Cette nuit-là, j’ai trouvé une résidence pour personnes âgées à vendre. Il n’en fallait pas plus pour que je fasse le saut. C’est donc avec le désir de « prendre soin » que je devenais propriétaire d’une résidence privée pour aînés, une RPA. Un an plus tard, je trouve une deuxième résidence où je pourrai, là aussi, « prendre soin ».
Aujourd’hui, au cœur de la pandémie, je pourrais vous dire que je suis épuisé, vous raconter les épiceries en série faites à 6 h 30 le matin pour éviter les files et la cohue, la quête infinie des outils de protection, l’accompagnement du personnel dans tous les changements de procédures, les nuits où le téléphone sonne et où on doit se rendre à toute vitesse, les rapports quotidiens aux autorités…
Mais non, aujourd’hui, j’ai envie de vous raconter le beau côté des choses, parce que vivre la pandémie de l’intérieur donne le vrai sens à mon désir du début.
Accompagner quotidiennement ces grands-parents obligés de se distancier de leur famille, leur donner le meilleur de nous-mêmes à tous les points de vue, leur permettre de vivre une réclusion dorée sans trop de heurts ; c’est ça, « prendre soin ».

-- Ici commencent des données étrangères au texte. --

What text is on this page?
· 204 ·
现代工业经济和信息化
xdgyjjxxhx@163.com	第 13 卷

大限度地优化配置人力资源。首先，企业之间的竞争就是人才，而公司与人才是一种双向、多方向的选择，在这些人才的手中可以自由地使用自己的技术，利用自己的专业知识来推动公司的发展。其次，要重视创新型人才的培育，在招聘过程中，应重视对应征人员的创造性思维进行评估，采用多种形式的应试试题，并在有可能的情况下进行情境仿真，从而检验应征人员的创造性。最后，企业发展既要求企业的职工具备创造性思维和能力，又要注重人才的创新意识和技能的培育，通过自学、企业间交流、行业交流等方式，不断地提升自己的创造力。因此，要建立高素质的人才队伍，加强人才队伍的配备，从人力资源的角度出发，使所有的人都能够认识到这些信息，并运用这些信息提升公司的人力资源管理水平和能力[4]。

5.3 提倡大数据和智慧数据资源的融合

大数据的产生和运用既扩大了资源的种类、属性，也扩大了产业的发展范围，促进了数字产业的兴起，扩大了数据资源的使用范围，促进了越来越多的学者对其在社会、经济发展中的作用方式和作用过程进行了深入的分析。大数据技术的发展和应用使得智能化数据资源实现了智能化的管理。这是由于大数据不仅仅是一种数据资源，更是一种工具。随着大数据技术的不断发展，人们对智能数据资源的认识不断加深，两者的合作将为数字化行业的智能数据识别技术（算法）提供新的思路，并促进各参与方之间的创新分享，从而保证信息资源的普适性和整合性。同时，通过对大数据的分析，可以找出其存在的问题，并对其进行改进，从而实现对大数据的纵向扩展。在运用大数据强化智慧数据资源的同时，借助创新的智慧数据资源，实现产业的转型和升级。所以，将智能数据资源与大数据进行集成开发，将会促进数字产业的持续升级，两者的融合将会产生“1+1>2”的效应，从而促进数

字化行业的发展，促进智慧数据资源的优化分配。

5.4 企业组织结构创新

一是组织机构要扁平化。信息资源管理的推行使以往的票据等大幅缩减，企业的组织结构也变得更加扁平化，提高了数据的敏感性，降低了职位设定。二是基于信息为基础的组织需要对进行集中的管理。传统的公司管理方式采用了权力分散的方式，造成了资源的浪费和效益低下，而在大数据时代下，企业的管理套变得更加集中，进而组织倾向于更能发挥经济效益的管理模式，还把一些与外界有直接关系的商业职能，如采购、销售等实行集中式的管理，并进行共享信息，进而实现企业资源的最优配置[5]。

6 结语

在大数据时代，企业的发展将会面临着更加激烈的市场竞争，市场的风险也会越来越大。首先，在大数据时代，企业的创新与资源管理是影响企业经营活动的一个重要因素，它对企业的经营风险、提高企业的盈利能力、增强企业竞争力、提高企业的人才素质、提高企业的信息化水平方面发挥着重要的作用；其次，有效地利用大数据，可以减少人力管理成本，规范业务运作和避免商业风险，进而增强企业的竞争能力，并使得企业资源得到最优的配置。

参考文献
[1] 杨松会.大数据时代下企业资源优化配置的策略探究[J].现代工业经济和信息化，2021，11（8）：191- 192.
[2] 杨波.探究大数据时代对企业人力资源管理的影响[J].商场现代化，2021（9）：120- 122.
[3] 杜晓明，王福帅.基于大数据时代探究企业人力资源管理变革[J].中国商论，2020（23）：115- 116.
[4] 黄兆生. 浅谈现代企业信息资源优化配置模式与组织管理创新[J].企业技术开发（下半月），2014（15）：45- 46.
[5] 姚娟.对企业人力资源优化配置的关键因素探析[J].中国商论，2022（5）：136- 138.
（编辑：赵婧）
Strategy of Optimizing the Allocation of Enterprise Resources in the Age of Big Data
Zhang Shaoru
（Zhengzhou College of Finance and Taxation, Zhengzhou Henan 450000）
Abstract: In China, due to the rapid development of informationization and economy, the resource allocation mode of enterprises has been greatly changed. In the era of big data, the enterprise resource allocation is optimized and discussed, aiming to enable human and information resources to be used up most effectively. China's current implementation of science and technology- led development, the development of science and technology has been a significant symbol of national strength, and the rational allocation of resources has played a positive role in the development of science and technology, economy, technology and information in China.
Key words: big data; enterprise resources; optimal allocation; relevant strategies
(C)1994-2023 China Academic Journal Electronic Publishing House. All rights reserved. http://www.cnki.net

À bien y réfléchir, « prendre soin » va plus loin que le quotidien avec les grands-parents ; il y a aussi les familles. Nous devons les informer sans les inquiéter, et ce, du mieux que l’on peut ; nous devons les rassurer, ouvrir de nouveaux canaux de communication. Essuyer les yeux humides des grands-parents qui discutent en direct avec leurs enfants pour la première fois par vidéo. Pour eux, ça fait partie du miracle de se parler en se voyant dans la petite télé, mais pour nous, être témoin de ces beaux moments d’émotion, ça fait partie de la tendresse au jour le jour.

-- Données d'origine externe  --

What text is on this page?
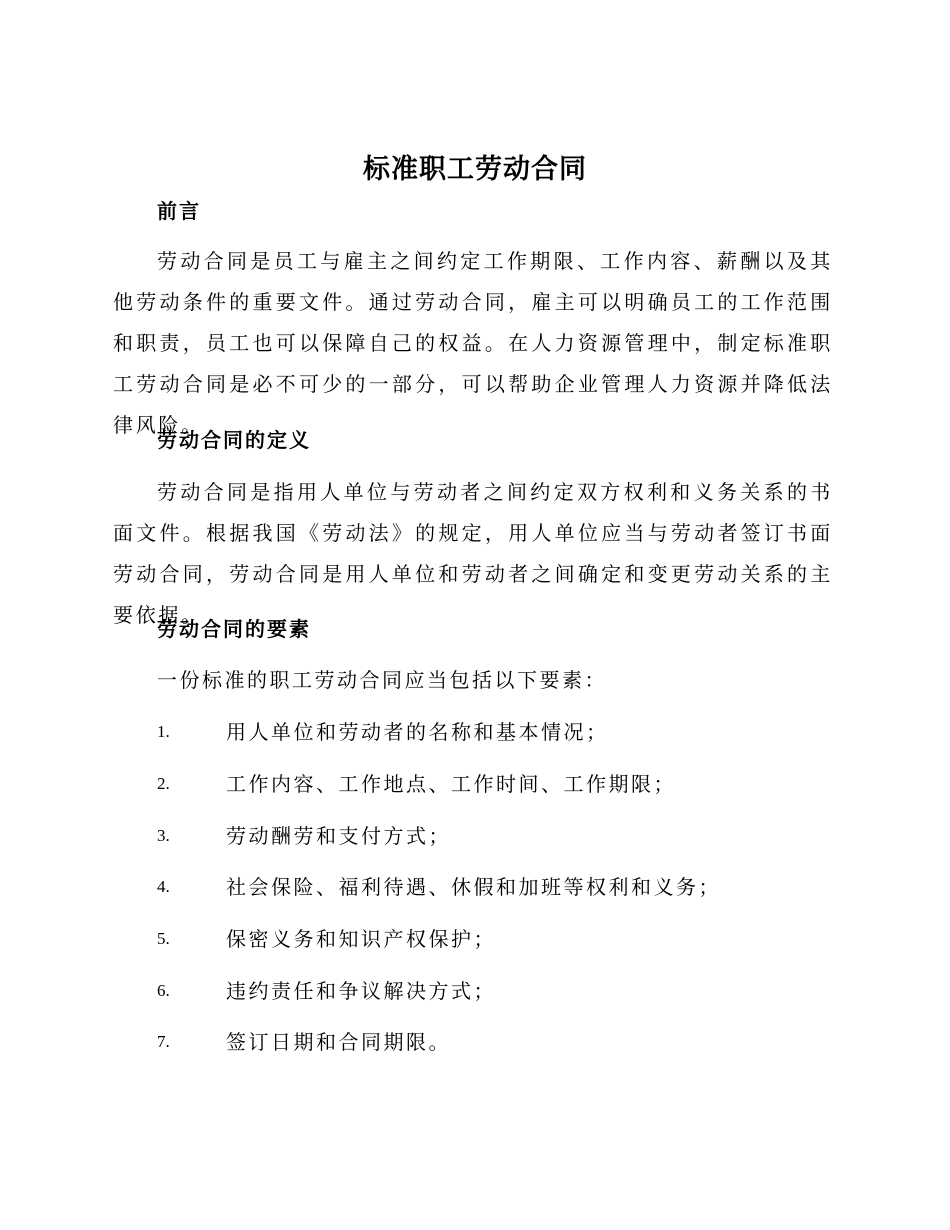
标准职工劳动合同
前言
劳动合同是员工与雇主之间约定工作期限、工作内容、薪酬以及其他劳动条件的重要文件。通过劳动合同，雇主可以明确员工的工作范围和职责，员工也可以保障自己的权益。在人力资源管理中，制定标准职工劳动合同是必不可少的一部分，可以帮助企业管理人力资源并降低法律风险。
劳动合同的定义
劳动合同是指用人单位与劳动者之间约定双方权利和义务关系的书面文件。根据我国《劳动法》的规定，用人单位应当与劳动者签订书面劳动合同，劳动合同是用人单位和劳动者之间确定和变更劳动关系的主要依据。
劳动合同的要素
一份标准的职工劳动合同应当包括以下要素：
1.	用人单位和劳动者的名称和基本情况；
2.	工作内容、工作地点、工作时间、工作期限；
3.	劳动酬劳和支付方式；
4.	社会保险、福利待遇、休假和加班等权利和义务；
5.	保密义务和知识产权保护；
6.	违约责任和争议解决方式；
7.	签订日期和合同期限。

Avoir accès aux émotions et aux histoires qu’ils avaient l’habitude de garder pour leurs enfants est un privilège. Sans s’en apercevoir, les grands-parents nous ont fait une plus grande place dans leur cœur ; à nous de cultiver ces trésors d’intimité, à nous de les guider dans leurs moments d’inquiétude et de tristesse, à nous de les aimer, à nous d’en « prendre soin ».

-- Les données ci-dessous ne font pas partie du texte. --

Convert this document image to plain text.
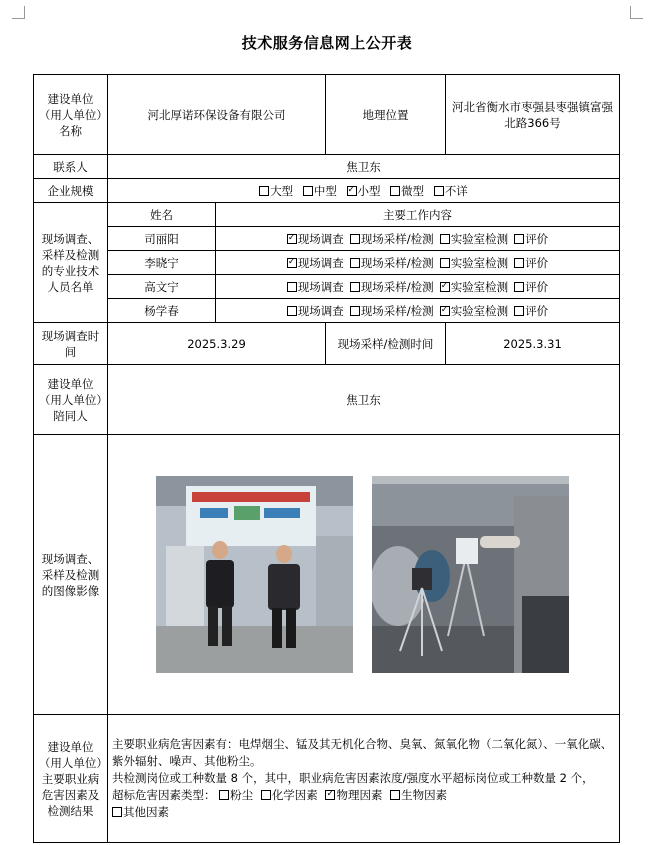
技术服务信息网上公开表
建设单位（用人单位）名称	河北厚诺环保设备有限公司		地理位置	河北省衡水市枣强县枣强镇富强北路366号
联系人	焦卫东			
企业规模	大型 中型 ✓ 小型 微型 不详
现场调查、采样及检测的专业技术人员名单	姓名	主要工作内容		
	司丽阳	✓现场调查 现场采样/检测 实验室检测 评价
	李晓宁	✓现场调查 现场采样/检测 实验室检测 评价
	高文宁	现场调查 现场采样/检测 ✓ 实验室检测 评价
	杨学春	现场调查 现场采样/检测 ✓ 实验室检测 评价
现场调查时间	2025.3.29		现场采样/检测时间	2025.3.31
建设单位（用人单位）陪同人	焦卫东			
现场调查、采样及检测的图像影像	

建设单位（用人单位）主要职业病危害因素及检测结果	主要职业病危害因素有：电焊烟尘、锰及其无机化合物、臭氧、氮氧化物（二氧化氮）、一氧化碳、紫外辐射、噪声、其他粉尘。
共检测岗位或工种数量 8 个，其中，职业病危害因素浓度/强度水平超标岗位或工种数量 2 个，
超标危害因素类型： 粉尘 化学因素 ✓ 物理因素 生物因素
其他因素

Certes, cette pandémie nous apporte son lot de consignes et de règles. Nous devons collaborer avec tous les partenaires, nous devons rendre des comptes.
Mais surtout, nous devons être rigoureux pour protéger nos aînés, leur permettre de vivre cette parenthèse de vie inédite sans tracas.
À bien y penser, jamais je n’ai regretté ce changement professionnel. Le désir que j’avais manifesté à ma compagne de vie, je le vis au quotidien. Les derniers mois sont ceux où je peux, tous les jours, avec très grande satisfaction, « prendre soin ».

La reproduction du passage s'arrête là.